Today he’d been there for his son. He’d been there for Lily and he would be again, for ever and ever, as long as they both lived.

He needed them. This was his family.

You are my north and my south.

Who’d said that? He’d heard it at a funeral, he remembered. It had been the wife of a sergeant killed in East Timor. The woman had stood dry-eyed and empty, talking to her lost love.

You are my north and my south.

He’d hardly listened. He remembered hearing the words and then consciously deciding that he needed to think about what he was doing the next day. He couldn’t let himself dwell on it.

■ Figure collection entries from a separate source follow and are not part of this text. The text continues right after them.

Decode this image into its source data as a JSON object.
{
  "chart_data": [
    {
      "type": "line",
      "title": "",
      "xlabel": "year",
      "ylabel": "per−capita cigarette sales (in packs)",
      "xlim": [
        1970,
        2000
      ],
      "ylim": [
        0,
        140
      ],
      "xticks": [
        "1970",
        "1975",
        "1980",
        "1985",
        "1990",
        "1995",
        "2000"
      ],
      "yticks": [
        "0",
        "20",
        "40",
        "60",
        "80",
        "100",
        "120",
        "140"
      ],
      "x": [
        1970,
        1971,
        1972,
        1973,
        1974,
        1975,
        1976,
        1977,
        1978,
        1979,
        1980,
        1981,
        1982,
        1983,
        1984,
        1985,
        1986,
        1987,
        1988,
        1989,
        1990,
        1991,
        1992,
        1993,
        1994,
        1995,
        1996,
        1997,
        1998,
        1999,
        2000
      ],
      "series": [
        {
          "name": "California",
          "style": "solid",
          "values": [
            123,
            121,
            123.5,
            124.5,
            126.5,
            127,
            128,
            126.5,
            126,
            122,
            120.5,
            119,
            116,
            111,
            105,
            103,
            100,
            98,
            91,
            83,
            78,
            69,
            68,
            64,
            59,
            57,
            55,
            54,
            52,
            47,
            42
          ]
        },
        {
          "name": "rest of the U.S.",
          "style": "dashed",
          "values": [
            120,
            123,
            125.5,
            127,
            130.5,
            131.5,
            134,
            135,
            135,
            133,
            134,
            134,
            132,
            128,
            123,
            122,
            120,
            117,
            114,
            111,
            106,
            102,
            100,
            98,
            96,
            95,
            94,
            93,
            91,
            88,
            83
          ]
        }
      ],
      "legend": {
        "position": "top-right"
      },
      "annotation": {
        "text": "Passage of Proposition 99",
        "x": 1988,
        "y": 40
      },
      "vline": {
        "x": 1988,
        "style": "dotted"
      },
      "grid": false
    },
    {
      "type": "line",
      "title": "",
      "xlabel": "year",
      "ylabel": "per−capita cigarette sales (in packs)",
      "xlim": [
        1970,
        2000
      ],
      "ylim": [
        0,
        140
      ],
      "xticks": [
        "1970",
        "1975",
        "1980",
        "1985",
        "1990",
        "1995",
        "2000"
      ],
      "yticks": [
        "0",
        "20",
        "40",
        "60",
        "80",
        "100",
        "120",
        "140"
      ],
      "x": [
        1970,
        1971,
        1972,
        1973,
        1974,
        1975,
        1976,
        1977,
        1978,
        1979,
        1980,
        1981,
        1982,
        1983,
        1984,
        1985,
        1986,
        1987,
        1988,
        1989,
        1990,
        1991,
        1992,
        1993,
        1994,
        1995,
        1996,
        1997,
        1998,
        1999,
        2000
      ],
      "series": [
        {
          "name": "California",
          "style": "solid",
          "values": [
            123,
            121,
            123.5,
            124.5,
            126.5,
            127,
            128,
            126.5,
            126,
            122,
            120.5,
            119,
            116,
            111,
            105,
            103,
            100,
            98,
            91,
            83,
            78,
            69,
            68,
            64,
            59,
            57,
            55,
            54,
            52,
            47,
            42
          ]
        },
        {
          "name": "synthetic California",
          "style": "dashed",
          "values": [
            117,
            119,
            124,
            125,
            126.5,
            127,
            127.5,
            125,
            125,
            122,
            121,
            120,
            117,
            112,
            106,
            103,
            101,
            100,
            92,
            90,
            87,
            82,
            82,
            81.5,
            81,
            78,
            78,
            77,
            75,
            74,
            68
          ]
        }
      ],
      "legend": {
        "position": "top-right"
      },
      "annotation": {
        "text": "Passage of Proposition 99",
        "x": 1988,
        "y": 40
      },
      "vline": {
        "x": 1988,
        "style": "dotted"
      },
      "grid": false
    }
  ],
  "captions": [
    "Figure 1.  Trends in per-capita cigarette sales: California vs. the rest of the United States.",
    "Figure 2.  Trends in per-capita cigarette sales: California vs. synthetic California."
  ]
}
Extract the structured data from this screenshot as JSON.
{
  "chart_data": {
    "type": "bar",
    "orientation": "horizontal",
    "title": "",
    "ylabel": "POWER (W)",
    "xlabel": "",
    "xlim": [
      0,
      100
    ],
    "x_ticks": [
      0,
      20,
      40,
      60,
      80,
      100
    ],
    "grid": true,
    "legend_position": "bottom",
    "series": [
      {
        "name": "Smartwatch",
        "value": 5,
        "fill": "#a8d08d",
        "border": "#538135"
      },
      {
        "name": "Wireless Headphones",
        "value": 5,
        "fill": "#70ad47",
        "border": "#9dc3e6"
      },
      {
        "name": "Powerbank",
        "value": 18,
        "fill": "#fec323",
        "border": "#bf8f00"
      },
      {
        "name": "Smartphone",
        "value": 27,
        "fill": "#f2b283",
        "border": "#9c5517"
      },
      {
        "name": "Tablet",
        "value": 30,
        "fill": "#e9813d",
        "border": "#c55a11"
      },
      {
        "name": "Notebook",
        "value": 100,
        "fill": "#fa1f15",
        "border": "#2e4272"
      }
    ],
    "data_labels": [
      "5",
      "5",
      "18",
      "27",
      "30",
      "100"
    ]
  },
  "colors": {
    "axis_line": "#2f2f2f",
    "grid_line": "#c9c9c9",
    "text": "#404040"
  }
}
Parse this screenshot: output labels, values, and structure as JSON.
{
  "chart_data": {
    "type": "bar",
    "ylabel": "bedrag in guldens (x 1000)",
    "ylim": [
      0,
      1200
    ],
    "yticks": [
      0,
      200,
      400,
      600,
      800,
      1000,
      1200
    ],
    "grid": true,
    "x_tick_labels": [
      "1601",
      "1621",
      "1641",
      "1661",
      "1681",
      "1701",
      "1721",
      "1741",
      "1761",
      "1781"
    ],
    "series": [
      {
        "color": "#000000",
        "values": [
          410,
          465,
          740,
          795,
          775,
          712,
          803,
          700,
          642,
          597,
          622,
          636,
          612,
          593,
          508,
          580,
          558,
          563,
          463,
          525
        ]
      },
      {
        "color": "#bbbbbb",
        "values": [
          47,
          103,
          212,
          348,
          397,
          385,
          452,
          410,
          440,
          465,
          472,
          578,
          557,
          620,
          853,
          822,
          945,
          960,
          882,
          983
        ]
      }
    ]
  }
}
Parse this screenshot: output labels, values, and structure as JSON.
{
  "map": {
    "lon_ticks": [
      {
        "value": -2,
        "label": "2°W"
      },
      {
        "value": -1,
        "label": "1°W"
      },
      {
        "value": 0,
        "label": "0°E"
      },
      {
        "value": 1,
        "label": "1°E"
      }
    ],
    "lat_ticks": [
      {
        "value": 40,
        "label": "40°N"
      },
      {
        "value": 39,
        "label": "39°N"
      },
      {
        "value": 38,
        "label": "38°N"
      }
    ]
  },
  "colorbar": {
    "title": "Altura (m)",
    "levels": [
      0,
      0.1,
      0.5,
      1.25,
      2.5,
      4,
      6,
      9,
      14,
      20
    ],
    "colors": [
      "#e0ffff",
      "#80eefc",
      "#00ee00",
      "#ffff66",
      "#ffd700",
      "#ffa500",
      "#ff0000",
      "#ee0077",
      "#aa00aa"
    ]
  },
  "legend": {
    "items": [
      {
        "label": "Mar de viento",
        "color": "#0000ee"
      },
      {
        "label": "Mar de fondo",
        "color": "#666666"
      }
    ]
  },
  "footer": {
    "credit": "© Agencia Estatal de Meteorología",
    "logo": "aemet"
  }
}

Because love like that was terrible.

Only it wasn’t. He’d only thought it was terrible.

Today Benjy had called him Dad.

Sure, it might end, he thought as he looked down at his woman and his son. The thought of that was empty, bleak as hell, yet what he’d been doing until now was just as bleak.

To do without that love because one day it might end-that was dumb. He could see it now with a clarity that almost blew him away.

‘It’s not just you,’ he said to Lily, breaking in on the conversation to himself halfway through. ‘It’s more than just you.’